Kenley’s poor family couldn’t believe it. They’d truly thought their daughter had strep, and now she was gone. Test laters confirmed it was in fact from Rocky Mountain Spotted Fever.

Hindsight being what it is, the family now says the disease makes more sense.

"She was always outside," Jordan said. "Just recently she had gone camping."

It just never occurred to them at the time that a tick bite was to blame. And that’s exactly why Kenley’s mom want people to hear her daughter’s story.

"She would be devastated to see this to happen to anyone else and I think she would just everyone to know how much she loved her baby girl that was her angel," family friend Nichol Kirby said.

Rocky Mountain Spotted Disease

Dr. Paige Armstrong from the Centers for Disease Control and Prevention says it’s quite common for the on-set of symptoms of Rocky Mountain Spotted Fever to be ambiguous in children.

"It is a disease that can present with very non-specific signs and symptoms," Dr. Armstrong said. "In the early stages there can be high fever, headache and sometimes vomiting and diarrhea. The rash tends not to develop until days two or four in children and rashes can be quite common with viruses."

RELATED: Parents warn others of rare disease caused by strep

And unfortunately, the delayed diagnosis resulting from the indistinct symptoms could help explain why this disease is so deadly in children.

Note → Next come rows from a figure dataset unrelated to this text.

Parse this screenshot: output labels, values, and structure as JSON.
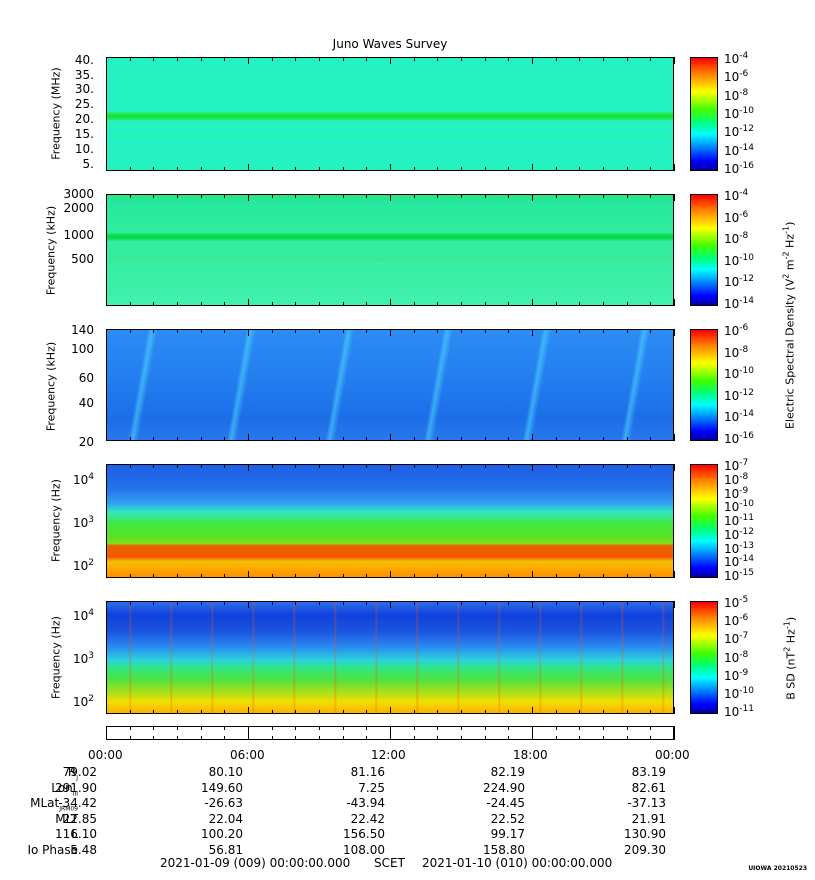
{
  "title": "Juno Waves Survey",
  "panels": [
    {
      "ylabel": "Frequency (MHz)",
      "yticks": [
        "40.",
        "35.",
        "30.",
        "25.",
        "20.",
        "15.",
        "10.",
        "5."
      ],
      "cbar_labels": [
        "-4",
        "-6",
        "-8",
        "-10",
        "-12",
        "-14",
        "-16"
      ]
    },
    {
      "ylabel": "Frequency (kHz)",
      "yticks": [
        "3000",
        "2000",
        "1000",
        "500"
      ],
      "cbar_labels": [
        "-4",
        "-6",
        "-8",
        "-10",
        "-12",
        "-14"
      ]
    },
    {
      "ylabel": "Frequency (kHz)",
      "yticks": [
        "140",
        "100",
        "60",
        "40",
        "20"
      ],
      "cbar_labels": [
        "-6",
        "-8",
        "-10",
        "-12",
        "-14",
        "-16"
      ]
    },
    {
      "ylabel": "Frequency (Hz)",
      "yticks": [
        "4",
        "3",
        "2"
      ],
      "cbar_labels": [
        "-7",
        "-8",
        "-9",
        "-10",
        "-11",
        "-12",
        "-13",
        "-14",
        "-15"
      ]
    },
    {
      "ylabel": "Frequency (Hz)",
      "yticks": [
        "4",
        "3",
        "2"
      ],
      "cbar_labels": [
        "-5",
        "-6",
        "-7",
        "-8",
        "-9",
        "-10",
        "-11"
      ]
    }
  ],
  "colorbar_titles": {
    "electric": "Electric Spectral Density (V",
    "electric_units_tail": " m",
    "electric_units_end": " Hz",
    "magnetic": "B SD (nT",
    "magnetic_units_end": " Hz"
  },
  "tick_base": "10",
  "time_labels": [
    "00:00",
    "06:00",
    "12:00",
    "18:00",
    "00:00"
  ],
  "ephemeris": {
    "row_labels": [
      "R",
      "Lon",
      "MLat",
      "MLT",
      "L",
      "Io Phase"
    ],
    "row_subs": [
      "J",
      "III",
      "JRM09",
      "",
      "",
      ""
    ],
    "columns": [
      [
        "79.02",
        "291.90",
        "-34.42",
        "22.85",
        "116.10",
        "5.48"
      ],
      [
        "80.10",
        "149.60",
        "-26.63",
        "22.04",
        "100.20",
        "56.81"
      ],
      [
        "81.16",
        "7.25",
        "-43.94",
        "22.42",
        "156.50",
        "108.00"
      ],
      [
        "82.19",
        "224.90",
        "-24.45",
        "22.52",
        "99.17",
        "158.80"
      ],
      [
        "83.19",
        "82.61",
        "-37.13",
        "21.91",
        "130.90",
        "209.30"
      ]
    ]
  },
  "footer": {
    "start": "2021-01-09 (009) 00:00:00.000",
    "scet": "SCET",
    "end": "2021-01-10 (010) 00:00:00.000"
  },
  "stamp": "UIOWA 20210523",
  "chart_data": {
    "type": "heatmap",
    "title": "Juno Waves Survey",
    "x_axis": {
      "label": "SCET",
      "ticks": [
        "00:00",
        "06:00",
        "12:00",
        "18:00",
        "00:00"
      ],
      "range": [
        "2021-01-09 (009) 00:00:00.000",
        "2021-01-10 (010) 00:00:00.000"
      ]
    },
    "colormap": "rainbow (blue low, red high)",
    "panels": [
      {
        "ylabel": "Frequency (MHz)",
        "yrange": [
          3.5,
          41
        ],
        "yscale": "linear",
        "ytick_values": [
          40,
          35,
          30,
          25,
          20,
          15,
          10,
          5
        ],
        "colorbar_exponents": [
          -4,
          -6,
          -8,
          -10,
          -12,
          -14,
          -16
        ],
        "colorbar_label": "Electric Spectral Density (V2 m-2 Hz-1)"
      },
      {
        "ylabel": "Frequency (kHz)",
        "yrange": [
          140,
          3000
        ],
        "yscale": "log",
        "ytick_values": [
          3000,
          2000,
          1000,
          500
        ],
        "colorbar_exponents": [
          -4,
          -6,
          -8,
          -10,
          -12,
          -14
        ],
        "colorbar_label": "Electric Spectral Density (V2 m-2 Hz-1)"
      },
      {
        "ylabel": "Frequency (kHz)",
        "yrange": [
          20,
          140
        ],
        "yscale": "log",
        "ytick_values": [
          140,
          100,
          60,
          40,
          20
        ],
        "colorbar_exponents": [
          -6,
          -8,
          -10,
          -12,
          -14,
          -16
        ],
        "colorbar_label": "Electric Spectral Density (V2 m-2 Hz-1)"
      },
      {
        "ylabel": "Frequency (Hz)",
        "yrange": [
          50,
          20000
        ],
        "yscale": "log",
        "ytick_values": [
          10000,
          1000,
          100
        ],
        "colorbar_exponents": [
          -7,
          -8,
          -9,
          -10,
          -11,
          -12,
          -13,
          -14,
          -15
        ],
        "colorbar_label": "Electric Spectral Density (V2 m-2 Hz-1)"
      },
      {
        "ylabel": "Frequency (Hz)",
        "yrange": [
          50,
          20000
        ],
        "yscale": "log",
        "ytick_values": [
          10000,
          1000,
          100
        ],
        "colorbar_exponents": [
          -5,
          -6,
          -7,
          -8,
          -9,
          -10,
          -11
        ],
        "colorbar_label": "B SD (nT2 Hz-1)"
      }
    ]
  }
}
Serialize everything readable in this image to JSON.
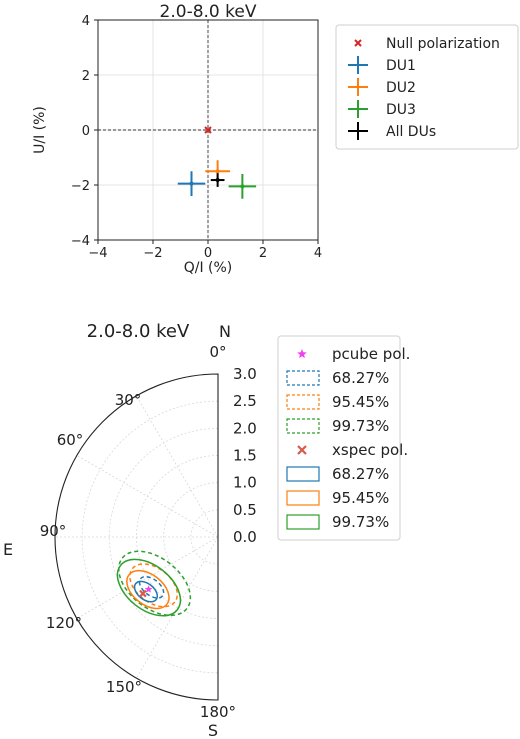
{
  "chart_data": [
    {
      "type": "scatter",
      "title": "2.0-8.0 keV",
      "xlabel": "Q/I (%)",
      "ylabel": "U/I (%)",
      "xlim": [
        -4,
        4
      ],
      "ylim": [
        -4,
        4
      ],
      "xticks": [
        "−4",
        "−2",
        "0",
        "2",
        "4"
      ],
      "yticks": [
        "4",
        "2",
        "0",
        "−2",
        "−4"
      ],
      "grid": true,
      "legend_position": "right",
      "series": [
        {
          "name": "Null polarization",
          "marker": "x",
          "color": "#d62728",
          "x": 0,
          "y": 0
        },
        {
          "name": "DU1",
          "color": "#1f77b4",
          "x": -0.6,
          "y": -1.95,
          "xerr": 0.5,
          "yerr": 0.45
        },
        {
          "name": "DU2",
          "color": "#ff7f0e",
          "x": 0.35,
          "y": -1.5,
          "xerr": 0.45,
          "yerr": 0.4
        },
        {
          "name": "DU3",
          "color": "#2ca02c",
          "x": 1.25,
          "y": -2.05,
          "xerr": 0.5,
          "yerr": 0.45
        },
        {
          "name": "All DUs",
          "color": "#000000",
          "x": 0.35,
          "y": -1.82,
          "xerr": 0.25,
          "yerr": 0.25
        }
      ]
    },
    {
      "type": "polar",
      "title": "2.0-8.0 keV",
      "north_label": "N",
      "south_label": "S",
      "east_label": "E",
      "angle_ticks": [
        "0°",
        "30°",
        "60°",
        "90°",
        "120°",
        "150°",
        "180°"
      ],
      "radial_ticks": [
        "3.0",
        "2.5",
        "2.0",
        "1.5",
        "1.0",
        "0.5",
        "0.0"
      ],
      "rlim": [
        0,
        3.0
      ],
      "grid": true,
      "legend_position": "right",
      "pcube_point": {
        "angle_deg": 127,
        "radius": 1.6
      },
      "xspec_point": {
        "angle_deg": 127,
        "radius": 1.73
      },
      "series": [
        {
          "name": "pcube pol.",
          "marker": "star",
          "color": "#ee44ee"
        },
        {
          "name": "68.27%",
          "style": "dashed",
          "color": "#1f77b4"
        },
        {
          "name": "95.45%",
          "style": "dashed",
          "color": "#ff7f0e"
        },
        {
          "name": "99.73%",
          "style": "dashed",
          "color": "#2ca02c"
        },
        {
          "name": "xspec pol.",
          "marker": "x",
          "color": "#d9594a"
        },
        {
          "name": "68.27%",
          "style": "solid",
          "color": "#1f77b4"
        },
        {
          "name": "95.45%",
          "style": "solid",
          "color": "#ff7f0e"
        },
        {
          "name": "99.73%",
          "style": "solid",
          "color": "#2ca02c"
        }
      ]
    }
  ]
}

"Children less than 10 are at increased risk of fatality," Dr. Armstrong said. "Even though they represent only 6 percent of the cases, they represent 22 percent of the fatal cases."

The earlier the treatment, the better the results. And that’s why Kenley’s family is sharing her tragic story. They are hoping other parents can be spared a similar tragedy.

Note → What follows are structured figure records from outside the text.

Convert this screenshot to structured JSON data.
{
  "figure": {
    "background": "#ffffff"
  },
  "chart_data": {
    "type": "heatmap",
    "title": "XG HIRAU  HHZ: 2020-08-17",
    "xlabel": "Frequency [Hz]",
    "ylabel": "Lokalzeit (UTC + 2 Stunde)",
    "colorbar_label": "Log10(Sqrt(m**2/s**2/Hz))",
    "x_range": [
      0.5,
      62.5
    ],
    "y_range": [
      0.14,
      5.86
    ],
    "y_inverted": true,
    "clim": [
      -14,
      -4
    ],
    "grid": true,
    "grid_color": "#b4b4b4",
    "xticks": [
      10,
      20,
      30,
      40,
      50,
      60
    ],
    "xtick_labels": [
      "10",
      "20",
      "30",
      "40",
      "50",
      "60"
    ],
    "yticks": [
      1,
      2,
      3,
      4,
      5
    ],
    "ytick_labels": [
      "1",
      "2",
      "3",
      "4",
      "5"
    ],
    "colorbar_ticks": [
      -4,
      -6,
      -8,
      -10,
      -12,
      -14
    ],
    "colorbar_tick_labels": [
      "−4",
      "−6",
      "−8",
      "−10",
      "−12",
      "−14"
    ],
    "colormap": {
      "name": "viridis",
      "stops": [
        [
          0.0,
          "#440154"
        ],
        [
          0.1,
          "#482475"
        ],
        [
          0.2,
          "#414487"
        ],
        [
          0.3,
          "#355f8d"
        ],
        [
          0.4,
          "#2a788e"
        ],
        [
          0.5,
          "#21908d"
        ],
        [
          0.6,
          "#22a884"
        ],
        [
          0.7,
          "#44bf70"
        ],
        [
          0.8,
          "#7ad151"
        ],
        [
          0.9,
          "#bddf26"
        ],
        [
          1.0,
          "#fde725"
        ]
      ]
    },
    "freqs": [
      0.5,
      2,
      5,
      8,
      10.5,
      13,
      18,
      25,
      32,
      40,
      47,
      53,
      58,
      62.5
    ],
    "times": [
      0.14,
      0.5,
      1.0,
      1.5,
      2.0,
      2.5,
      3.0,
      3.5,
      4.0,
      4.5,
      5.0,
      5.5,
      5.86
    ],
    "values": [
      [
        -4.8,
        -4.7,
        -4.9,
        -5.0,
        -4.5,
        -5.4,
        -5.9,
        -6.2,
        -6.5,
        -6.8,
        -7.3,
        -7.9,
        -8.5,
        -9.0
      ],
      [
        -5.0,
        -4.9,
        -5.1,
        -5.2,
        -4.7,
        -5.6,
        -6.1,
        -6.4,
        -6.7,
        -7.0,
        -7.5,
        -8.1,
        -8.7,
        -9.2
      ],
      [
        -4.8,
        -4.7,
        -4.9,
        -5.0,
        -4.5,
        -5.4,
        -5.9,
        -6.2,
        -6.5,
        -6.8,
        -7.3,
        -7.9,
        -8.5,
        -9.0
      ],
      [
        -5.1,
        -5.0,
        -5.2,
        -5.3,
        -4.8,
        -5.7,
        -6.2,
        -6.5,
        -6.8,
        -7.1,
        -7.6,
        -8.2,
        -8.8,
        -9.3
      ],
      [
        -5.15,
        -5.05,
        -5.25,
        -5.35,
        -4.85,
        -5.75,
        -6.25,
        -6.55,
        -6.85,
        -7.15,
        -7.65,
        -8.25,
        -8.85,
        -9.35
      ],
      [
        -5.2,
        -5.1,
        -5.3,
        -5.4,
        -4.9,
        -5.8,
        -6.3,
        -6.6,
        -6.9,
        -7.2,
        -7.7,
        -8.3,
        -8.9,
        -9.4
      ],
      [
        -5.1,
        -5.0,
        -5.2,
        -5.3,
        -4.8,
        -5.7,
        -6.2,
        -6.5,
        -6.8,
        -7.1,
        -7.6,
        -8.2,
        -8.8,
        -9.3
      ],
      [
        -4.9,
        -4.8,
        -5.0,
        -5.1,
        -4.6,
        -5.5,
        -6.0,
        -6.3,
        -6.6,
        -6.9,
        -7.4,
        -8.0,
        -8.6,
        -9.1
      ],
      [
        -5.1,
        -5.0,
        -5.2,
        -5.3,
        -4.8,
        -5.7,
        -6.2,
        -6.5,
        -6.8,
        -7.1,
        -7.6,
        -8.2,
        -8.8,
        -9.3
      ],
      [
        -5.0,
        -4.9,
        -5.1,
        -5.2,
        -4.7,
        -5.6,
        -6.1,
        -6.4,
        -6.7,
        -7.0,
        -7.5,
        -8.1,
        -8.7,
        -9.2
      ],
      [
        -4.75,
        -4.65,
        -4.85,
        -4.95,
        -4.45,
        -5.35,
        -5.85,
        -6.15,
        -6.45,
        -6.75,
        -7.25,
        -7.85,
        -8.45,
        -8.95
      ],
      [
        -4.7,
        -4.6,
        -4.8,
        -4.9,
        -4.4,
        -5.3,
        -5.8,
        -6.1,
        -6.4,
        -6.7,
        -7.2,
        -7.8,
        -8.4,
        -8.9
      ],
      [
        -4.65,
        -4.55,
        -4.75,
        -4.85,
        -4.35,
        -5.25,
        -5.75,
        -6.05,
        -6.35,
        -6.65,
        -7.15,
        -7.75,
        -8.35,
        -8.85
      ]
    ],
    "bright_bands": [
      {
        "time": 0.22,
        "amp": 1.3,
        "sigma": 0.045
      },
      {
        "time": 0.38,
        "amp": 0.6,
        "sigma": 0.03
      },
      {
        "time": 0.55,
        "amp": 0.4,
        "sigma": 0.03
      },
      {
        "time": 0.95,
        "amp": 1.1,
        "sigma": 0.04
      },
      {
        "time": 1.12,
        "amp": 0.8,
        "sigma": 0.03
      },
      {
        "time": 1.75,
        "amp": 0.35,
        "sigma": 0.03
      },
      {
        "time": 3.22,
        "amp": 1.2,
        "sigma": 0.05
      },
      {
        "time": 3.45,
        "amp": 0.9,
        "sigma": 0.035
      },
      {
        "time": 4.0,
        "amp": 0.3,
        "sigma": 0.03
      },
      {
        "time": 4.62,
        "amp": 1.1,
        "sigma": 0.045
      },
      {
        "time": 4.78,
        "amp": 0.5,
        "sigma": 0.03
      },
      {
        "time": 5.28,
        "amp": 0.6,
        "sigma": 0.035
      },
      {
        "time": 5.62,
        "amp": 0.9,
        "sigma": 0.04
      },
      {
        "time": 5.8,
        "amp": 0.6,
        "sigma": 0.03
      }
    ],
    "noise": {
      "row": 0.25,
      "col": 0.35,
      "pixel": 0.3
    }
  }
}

According to the CDC, the following symptoms could be a sign of Rocky Mountain Spotted Fever:

  • Fever
  • Rash (occurs 2-5 days after fever, although some people do not develop the rash until late in the disease process, after treatment should have already begun. 10% of people never develop the rash)
  • Headache
  • Nausea
  • Vomiting
  • Abdominal pain (may mimic appendicitis or other causes of acute abdominal pain)
  • Muscle pain
  • Lack of appetite
  • Conjunctival injection (red eyes)

If caught quickly, treatment is far more likely to be successful. So, if you or anyone you know is bitten by a tick and becomes ill, be sure to check for Rocky Mountain Spotted Fever.

Our prayers go out to Kenley’s family. We, too, hope their story will help save other lives.